Compressed Index with Construction in Compressed Space
Dmitry Kosolobov
TL;DR
The paper introduces a compressed index that achieves $O\left(\delta \log \frac{n}{\delta}\right)$ space and $O\left(m + (\mathrm{occ}+1)\log^{\varepsilon} n\right)$ search time, with a streaming construction in $O(n \log n)$ time and no reliance on Karp–Rabin fingerprints. Central to the approach is a hierarchical, jiggle-augmented block structure culminating in the jiggly block tree $J$, which maintains leftmost representatives and supports efficient substring fingerprints and traversal.
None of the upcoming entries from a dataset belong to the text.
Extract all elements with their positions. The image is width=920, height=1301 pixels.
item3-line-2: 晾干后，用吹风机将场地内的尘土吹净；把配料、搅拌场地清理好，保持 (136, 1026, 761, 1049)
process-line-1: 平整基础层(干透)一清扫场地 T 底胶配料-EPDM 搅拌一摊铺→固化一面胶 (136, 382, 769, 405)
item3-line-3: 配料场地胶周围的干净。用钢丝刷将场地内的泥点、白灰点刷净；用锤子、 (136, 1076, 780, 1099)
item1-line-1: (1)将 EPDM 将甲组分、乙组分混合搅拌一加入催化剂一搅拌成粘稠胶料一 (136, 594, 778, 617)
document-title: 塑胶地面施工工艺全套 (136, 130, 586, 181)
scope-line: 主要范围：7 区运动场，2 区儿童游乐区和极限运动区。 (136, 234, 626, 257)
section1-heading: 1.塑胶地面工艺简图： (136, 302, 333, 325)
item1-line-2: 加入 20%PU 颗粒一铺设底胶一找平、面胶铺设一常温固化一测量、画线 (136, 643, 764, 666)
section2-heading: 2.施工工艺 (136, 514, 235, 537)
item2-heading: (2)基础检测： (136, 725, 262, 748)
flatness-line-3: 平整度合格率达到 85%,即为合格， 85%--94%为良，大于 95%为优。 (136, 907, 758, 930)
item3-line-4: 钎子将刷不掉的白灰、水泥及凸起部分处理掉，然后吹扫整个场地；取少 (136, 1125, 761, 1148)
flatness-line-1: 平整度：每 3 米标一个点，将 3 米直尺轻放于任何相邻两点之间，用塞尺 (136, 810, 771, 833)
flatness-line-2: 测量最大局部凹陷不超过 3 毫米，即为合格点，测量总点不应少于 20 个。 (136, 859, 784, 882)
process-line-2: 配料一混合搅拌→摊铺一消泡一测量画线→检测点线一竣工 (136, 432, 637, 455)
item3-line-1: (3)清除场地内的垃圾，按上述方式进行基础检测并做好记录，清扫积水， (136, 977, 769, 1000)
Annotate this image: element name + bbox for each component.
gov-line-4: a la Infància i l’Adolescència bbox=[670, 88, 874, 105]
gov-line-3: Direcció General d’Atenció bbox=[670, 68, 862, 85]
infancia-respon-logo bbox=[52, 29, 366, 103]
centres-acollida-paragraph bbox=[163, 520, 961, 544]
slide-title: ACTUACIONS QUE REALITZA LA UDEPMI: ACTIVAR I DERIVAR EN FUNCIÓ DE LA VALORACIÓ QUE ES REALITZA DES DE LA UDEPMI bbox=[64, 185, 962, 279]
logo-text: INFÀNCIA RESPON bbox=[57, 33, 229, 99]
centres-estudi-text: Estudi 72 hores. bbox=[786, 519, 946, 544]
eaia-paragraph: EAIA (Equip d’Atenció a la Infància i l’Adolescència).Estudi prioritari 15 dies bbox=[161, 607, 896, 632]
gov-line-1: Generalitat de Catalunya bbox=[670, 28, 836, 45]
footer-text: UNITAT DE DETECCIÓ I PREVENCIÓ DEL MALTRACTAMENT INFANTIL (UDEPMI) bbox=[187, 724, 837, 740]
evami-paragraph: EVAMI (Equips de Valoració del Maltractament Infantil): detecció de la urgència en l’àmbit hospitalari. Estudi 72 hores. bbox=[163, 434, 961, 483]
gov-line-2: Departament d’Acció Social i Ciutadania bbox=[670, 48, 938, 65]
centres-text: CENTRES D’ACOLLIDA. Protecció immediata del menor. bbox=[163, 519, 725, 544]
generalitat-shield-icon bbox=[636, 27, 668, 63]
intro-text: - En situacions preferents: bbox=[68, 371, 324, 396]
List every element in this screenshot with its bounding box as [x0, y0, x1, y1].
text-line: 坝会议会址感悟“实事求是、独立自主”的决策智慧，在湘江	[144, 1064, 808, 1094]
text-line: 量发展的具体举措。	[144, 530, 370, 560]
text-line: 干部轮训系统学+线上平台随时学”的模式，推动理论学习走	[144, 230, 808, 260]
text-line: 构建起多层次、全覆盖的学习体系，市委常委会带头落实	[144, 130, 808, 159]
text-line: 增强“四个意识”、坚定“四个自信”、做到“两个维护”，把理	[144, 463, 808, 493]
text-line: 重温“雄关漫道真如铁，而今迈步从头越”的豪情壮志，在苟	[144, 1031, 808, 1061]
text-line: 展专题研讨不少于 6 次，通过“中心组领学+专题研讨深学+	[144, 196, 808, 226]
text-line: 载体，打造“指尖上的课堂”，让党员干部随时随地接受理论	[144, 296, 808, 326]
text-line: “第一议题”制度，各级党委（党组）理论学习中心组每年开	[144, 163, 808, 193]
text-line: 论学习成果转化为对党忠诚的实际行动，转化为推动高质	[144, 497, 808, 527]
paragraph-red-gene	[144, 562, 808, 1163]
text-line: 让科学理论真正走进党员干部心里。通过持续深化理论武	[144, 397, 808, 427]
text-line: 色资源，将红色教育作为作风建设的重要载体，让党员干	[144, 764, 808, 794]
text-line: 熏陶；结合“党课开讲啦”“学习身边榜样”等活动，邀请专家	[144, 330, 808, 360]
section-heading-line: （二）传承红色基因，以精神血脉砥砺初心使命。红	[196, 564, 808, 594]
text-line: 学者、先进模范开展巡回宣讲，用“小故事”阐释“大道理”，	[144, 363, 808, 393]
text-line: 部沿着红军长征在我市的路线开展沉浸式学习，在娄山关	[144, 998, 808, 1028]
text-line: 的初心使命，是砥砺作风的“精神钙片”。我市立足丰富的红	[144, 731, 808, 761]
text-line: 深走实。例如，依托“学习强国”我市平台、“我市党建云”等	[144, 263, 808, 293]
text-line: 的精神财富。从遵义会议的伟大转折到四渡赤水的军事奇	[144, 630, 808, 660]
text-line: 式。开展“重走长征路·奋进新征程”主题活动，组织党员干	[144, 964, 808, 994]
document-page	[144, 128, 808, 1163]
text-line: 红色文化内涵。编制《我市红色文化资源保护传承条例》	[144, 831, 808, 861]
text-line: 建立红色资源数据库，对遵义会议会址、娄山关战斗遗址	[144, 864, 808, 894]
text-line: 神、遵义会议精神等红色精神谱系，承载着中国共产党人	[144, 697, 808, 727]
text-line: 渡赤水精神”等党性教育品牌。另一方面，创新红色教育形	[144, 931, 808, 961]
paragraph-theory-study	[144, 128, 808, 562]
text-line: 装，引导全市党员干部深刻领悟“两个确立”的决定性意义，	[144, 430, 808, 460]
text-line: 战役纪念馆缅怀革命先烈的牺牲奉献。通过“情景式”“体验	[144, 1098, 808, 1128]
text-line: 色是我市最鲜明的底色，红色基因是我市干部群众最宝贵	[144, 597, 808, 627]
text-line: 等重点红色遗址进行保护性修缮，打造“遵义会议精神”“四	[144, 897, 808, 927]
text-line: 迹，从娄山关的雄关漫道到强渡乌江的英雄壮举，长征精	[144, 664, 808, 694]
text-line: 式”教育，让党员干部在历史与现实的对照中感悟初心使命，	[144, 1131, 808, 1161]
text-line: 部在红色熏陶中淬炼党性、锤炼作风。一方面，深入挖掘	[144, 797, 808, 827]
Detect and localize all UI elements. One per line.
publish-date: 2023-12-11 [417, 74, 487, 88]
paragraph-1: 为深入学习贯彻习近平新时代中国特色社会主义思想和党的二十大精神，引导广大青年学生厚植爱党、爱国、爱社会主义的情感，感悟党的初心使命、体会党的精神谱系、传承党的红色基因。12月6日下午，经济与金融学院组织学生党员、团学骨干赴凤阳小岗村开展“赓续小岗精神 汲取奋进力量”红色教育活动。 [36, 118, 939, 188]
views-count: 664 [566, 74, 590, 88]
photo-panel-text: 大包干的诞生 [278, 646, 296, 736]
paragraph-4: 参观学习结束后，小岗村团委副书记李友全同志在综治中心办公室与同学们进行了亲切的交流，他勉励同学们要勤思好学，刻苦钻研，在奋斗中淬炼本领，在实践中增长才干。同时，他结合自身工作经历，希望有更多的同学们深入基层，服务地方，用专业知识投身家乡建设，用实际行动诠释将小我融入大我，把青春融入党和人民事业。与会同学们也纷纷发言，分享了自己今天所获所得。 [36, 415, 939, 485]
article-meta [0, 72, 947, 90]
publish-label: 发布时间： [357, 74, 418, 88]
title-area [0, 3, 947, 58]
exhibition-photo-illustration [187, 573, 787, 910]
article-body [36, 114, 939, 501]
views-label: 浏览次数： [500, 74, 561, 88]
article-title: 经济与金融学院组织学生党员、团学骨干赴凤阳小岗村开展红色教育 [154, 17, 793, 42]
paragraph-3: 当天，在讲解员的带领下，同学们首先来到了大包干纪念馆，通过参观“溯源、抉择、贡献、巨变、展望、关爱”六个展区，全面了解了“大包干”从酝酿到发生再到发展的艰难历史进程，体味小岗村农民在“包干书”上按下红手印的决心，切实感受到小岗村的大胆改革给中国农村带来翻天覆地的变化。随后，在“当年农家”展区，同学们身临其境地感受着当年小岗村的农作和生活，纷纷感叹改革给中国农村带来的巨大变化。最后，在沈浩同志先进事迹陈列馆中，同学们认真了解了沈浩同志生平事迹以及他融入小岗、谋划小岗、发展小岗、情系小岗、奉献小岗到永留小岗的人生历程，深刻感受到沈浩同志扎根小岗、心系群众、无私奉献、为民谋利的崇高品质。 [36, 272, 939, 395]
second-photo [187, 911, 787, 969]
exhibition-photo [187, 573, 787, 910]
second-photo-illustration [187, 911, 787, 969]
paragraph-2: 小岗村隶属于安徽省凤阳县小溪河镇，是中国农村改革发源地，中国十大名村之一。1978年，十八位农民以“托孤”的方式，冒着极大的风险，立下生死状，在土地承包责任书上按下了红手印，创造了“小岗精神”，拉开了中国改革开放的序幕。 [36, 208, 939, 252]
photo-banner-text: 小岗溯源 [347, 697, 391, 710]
The method uses deterministic fingerprints and sophisticated data structures (z-fast tries, range reporting, weighted ancestors) to achieve near-optimal space and the best-known search-time guarantees in compressed space, while providing a deterministic construction pathway. Although primarily theoretical due to large constants, the framework offers new insights into practical design of compressed indexes and potentially improved bounds in packed models.
Abstract
Suppose that we are given a string $s$ of length $n$ over an alphabet $\{0,1,\ldots,n^{O(1)}\}$ and $δ$ is a compression measure for $s$ called string complexity. We describe an index on $s$ with $O(δ\log\frac{n}δ)$ space, measured in $O(\log n)$-bit machine words, that can search in $s$ any string of length $m$ in $O(m + (\mathrm{occ} + 1)\log^εn)$ time, where $\mathrm{occ}$ is the number of found occurrences and $ε> 0$ is any fixed constant (the big-O in the space bound hides factor $\frac{1}ε$). Crucially, the index can be built within this space in $O(n\log n)$ expected time by one left-to-right pass on the string $s$ in a streaming fashion. The index does not use the Karp--Rabin fingerprints, and the randomization in the construction time can be eliminated by using deterministic dictionaries instead of hash tables (with a slowdown). The search time matches currently best results and the space is almost optimal (the known optimum is $O(δ\log\frac{n}{δα})$, where $α= \log_σn$ and $σ$ is the alphabet size, and it coincides with $O(δ\log\frac{n}δ)$ when $δ= O(n / α^2)$). This is the first index that can be constructed within such space and with such time guarantees. To avoid uninteresting marginal cases, all above bounds are stated for $δ\ge Ω(\log\log n)$.